Doctors have expressed delight at a groundbreaking adult stem cell treatment, which has enabled a number of multiple sclerosis (MS) suffers to make dramatic recoveries.
The new treatment, which uses a patient’s own stem cells, enabled some sufferers to walk, run and even dance again during research trials involving 24 patients.
One partially sighted man recovered his sight and a woman who was dependent on a ventilator is now living a normal life.

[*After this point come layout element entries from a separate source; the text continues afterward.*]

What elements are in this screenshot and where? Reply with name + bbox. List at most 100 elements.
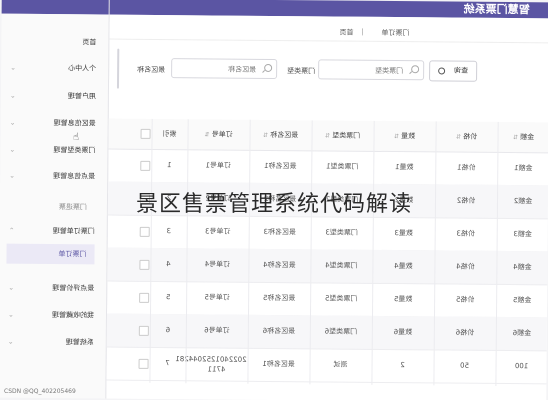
- sidebar-item-system[interactable]: 系统管理 ⌄: [6, 332, 98, 353]
- table-cell-amount: 金额5: [512, 296, 532, 305]
- table-cell-scenic: 景区名称1: [264, 161, 297, 171]
- search-icon: [411, 65, 420, 74]
- row-checkbox[interactable]: [140, 160, 151, 171]
- chevron-down-icon: ⌄: [10, 63, 17, 72]
- table-cell-qty: 2: [400, 361, 405, 370]
- sidebar-item-label: 门票类型管理: [53, 146, 96, 155]
- row-checkbox[interactable]: [139, 292, 150, 303]
- table-cell-amount: 金额1: [514, 164, 533, 173]
- breadcrumb-current: 门票订单: [381, 28, 410, 38]
- row-checkbox[interactable]: [138, 358, 149, 369]
- table-cell-type: 门票类型6: [324, 327, 358, 336]
- table-cell-price: 价格4: [456, 262, 475, 271]
- table-cell-scenic: 景区名称3: [263, 227, 296, 237]
- table-cell-qty: 数量1: [395, 163, 414, 172]
- table-cell-price: 价格1: [457, 163, 476, 172]
- table-cell-index: 6: [165, 326, 171, 335]
- scenic-name-input[interactable]: [171, 58, 278, 80]
- search-button-label: 查询: [454, 66, 469, 75]
- chevron-down-icon: ⌄: [9, 171, 16, 180]
- sidebar-item-label: 我的收藏管理: [51, 311, 95, 320]
- scrollbar[interactable]: [116, 48, 120, 89]
- sidebar-item-label: 个人中心: [68, 64, 97, 73]
- table-cell-scenic: 景区名称6: [262, 326, 296, 336]
- table-cell-scenic: 景区名称1: [262, 359, 295, 369]
- sidebar-item-label: 系统管理: [65, 338, 94, 347]
- row-checkbox[interactable]: [139, 226, 150, 237]
- sort-icon: ⇅: [204, 131, 210, 139]
- search-icon: [264, 63, 273, 72]
- sidebar-item-favorites[interactable]: 我的收藏管理 ⌄: [6, 305, 98, 326]
- table-cell-order: 订单号6: [204, 326, 230, 335]
- chevron-down-icon: ⌄: [7, 310, 14, 319]
- table-row[interactable]: 4 订单号4 景区名称4 门票类型4 数量4 价格4 金额4: [107, 247, 548, 286]
- chevron-down-icon: ⌄: [9, 118, 16, 127]
- column-header[interactable]: 金额 ⇅: [498, 122, 548, 152]
- table-cell-type: 门票类型4: [325, 261, 358, 270]
- sort-icon: ⇅: [262, 131, 268, 139]
- sidebar-item-ticket-type[interactable]: 门票类型管理 ⌄: [7, 140, 99, 161]
- search-button[interactable]: 查询: [429, 60, 478, 82]
- table-cell-type: 门票类型5: [324, 294, 358, 303]
- chevron-down-icon: ⌄: [9, 145, 16, 154]
- sidebar-item-users[interactable]: 用户管理 ⌄: [8, 86, 100, 107]
- column-header[interactable]: 门票类型 ⇅: [312, 120, 372, 151]
- chevron-down-icon: ⌄: [7, 337, 14, 346]
- column-header-label: 门票类型: [332, 131, 361, 140]
- chevron-down-icon: ⌄: [8, 283, 15, 292]
- breadcrumb-home[interactable]: 首页: [339, 28, 353, 38]
- sort-icon: ⇅: [324, 132, 330, 140]
- table-cell-type: 门票类型3: [325, 228, 358, 237]
- sidebar-item-reviews[interactable]: 景点评价管理 ⌄: [6, 278, 98, 299]
- table-cell-amount: 100: [514, 362, 529, 371]
- row-checkbox[interactable]: [139, 259, 150, 270]
- table-cell-index: 1: [167, 161, 172, 170]
- chevron-up-icon: ⌃: [8, 226, 15, 235]
- sidebar-item-scenic-info[interactable]: 景区信息管理 ⌄: [8, 113, 100, 134]
- table-cell-type: 测试: [333, 360, 348, 369]
- column-header[interactable]: 价格 ⇅: [436, 121, 496, 152]
- sort-icon: ⇅: [512, 134, 518, 142]
- table-row[interactable]: 7 2022401252044281 4711 景区名称1 测试 2 50 100: [106, 346, 547, 385]
- table-row[interactable]: 1 订单号1 景区名称1 门票类型1 数量1 价格1 金额1: [108, 148, 548, 187]
- column-header[interactable]: 景区名称 ⇅: [250, 120, 310, 151]
- table-cell-qty: 数量5: [393, 295, 413, 304]
- column-header-label: 数量: [401, 132, 416, 141]
- table-cell-order: 订单号1: [205, 161, 232, 170]
- column-header-label: 景区名称: [270, 130, 299, 140]
- table-cell-index: 4: [166, 260, 171, 269]
- scenic-name-label: 景区名称: [137, 65, 166, 75]
- table-cell-amount: 金额3: [513, 230, 532, 239]
- sidebar-item-label: 门票订单: [58, 250, 87, 259]
- sidebar-item-label: 首页: [82, 38, 97, 47]
- sidebar-item-label: 景点评价管理: [52, 284, 95, 293]
- table-cell-price: 50: [460, 361, 470, 370]
- ticket-type-field[interactable]: [319, 62, 406, 80]
- screenshot-stage: 智慧门票系统 首页 个人中心 ⌄ 用户管理 ⌄ 景区信息管理 ⌄ 门票类型管理 ⌄ 景点…: [0, 0, 548, 400]
- row-checkbox[interactable]: [138, 325, 149, 336]
- table-row[interactable]: 5 订单号5 景区名称5 门票类型5 数量5 价格5 金额5: [106, 280, 548, 319]
- select-all-checkbox[interactable]: [140, 128, 151, 139]
- table-cell-price: 价格6: [455, 328, 475, 337]
- sidebar-item-home[interactable]: 首页: [8, 32, 100, 53]
- scenic-name-field[interactable]: [172, 61, 259, 78]
- sidebar-item-spot-info[interactable]: 景点信息管理 ⌄: [7, 166, 99, 187]
- system-title: 智慧门票系统: [463, 2, 530, 17]
- sort-icon: ⇅: [455, 133, 461, 141]
- chevron-down-icon: ⌄: [9, 91, 16, 100]
- table-cell-type: 门票类型1: [326, 162, 359, 171]
- sidebar-item-label: 景区信息管理: [53, 119, 96, 128]
- table-row[interactable]: 3 订单号3 景区名称3 门票类型3 数量3 价格3 金额3: [107, 214, 548, 253]
- table-cell-amount: 金额6: [512, 329, 532, 338]
- table-row[interactable]: 6 订单号6 景区名称6 门票类型6 数量6 价格6 金额6: [106, 313, 547, 352]
- table-cell-qty: 数量6: [393, 328, 413, 337]
- table-cell-qty: 数量3: [394, 229, 413, 238]
- ticket-type-input[interactable]: [318, 59, 425, 81]
- sidebar-item-ticket-order[interactable]: 门票订单: [6, 243, 95, 265]
- column-header[interactable]: 订单号 ⇅: [188, 119, 248, 150]
- sidebar-item-label: 用户管理: [67, 92, 96, 101]
- column-header[interactable]: 数量 ⇅: [374, 121, 434, 152]
- sidebar-item-profile[interactable]: 个人中心 ⌄: [8, 58, 100, 79]
- sidebar-item-ticket-orders[interactable]: 门票订单管理 ⌃: [7, 221, 99, 242]
- table-cell-scenic: 景区名称5: [262, 293, 296, 303]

Researchers at the Royal Hallamshire Hospital in Sheffield used a new technique known as autologous haematopoietic stem cell transplantation (HSCT) to treat patients aged between early twenties and late fifties.
During HSCT a patient’s stem cells are harvested. Once their immune system is destroyed with chemotherapy their harvested stem cells are then infused back into their body, and within a month their immune system is rebuilt and some patients regain feeling in their limbs.
This treatment is the first to reverse the effects of MS, a condition which has no known cure and affects around 100,000 people in Britain.
The development further shows the effectiveness of adult stem cell research compared to controversial embryonic stem cell research, which involves the destruction of human embryos.
Professor Basil Sharrack, a neurologist, expressed amazement at the success of the technique, saying, “we have seen profound neurological improvements”.
But he warned: “This is not a treatment suitable for everybody because it is very aggressive and patients need to be quite fit to withstand the effects of the chemotherapy.”
Sam Ramsey, a 29-year-old former care assistant from Nottinghamshire, was the first UK patient to be treated, nearly four years ago. She was unable to breathe without a ventilator after being paralysed from the neck down by MS.
“I can remember a couple of weeks after the transplant, my sister went running around the room when my fingers started to move again”.
“From there it has been a long, slow haul, with lots of physiotherapy and exercises, but I am now walking around on crutches and I have almost got full strength back in my arms. I recently passed my driving test and I am hoping to find a job. This treatment has given me my life back.”
Holly Drewry was diagnosed with MS at 21, and required use of a wheelchair after suffering a severe attack shortly after the birth of her daughter who is now two.
Her stem cell transplant took place in June 2013.
She said: “It worked wonders. After three weeks, I called my mum and said, ‘I can stand!’ We were all crying. Now I can run a little bit, I can dance. I enjoy walking my daughter around the park in her pram.”
Chris Button, who was 30 when he was diagnosed with MS after losing the sight in one eye last May, said: “I started to regain my sight a couple of weeks after the stem cells had been transplanted”, and now his sight is “95% back to normal”.
The MS Society welcomed the research but remained cautious ahead of larger trials and long-term data.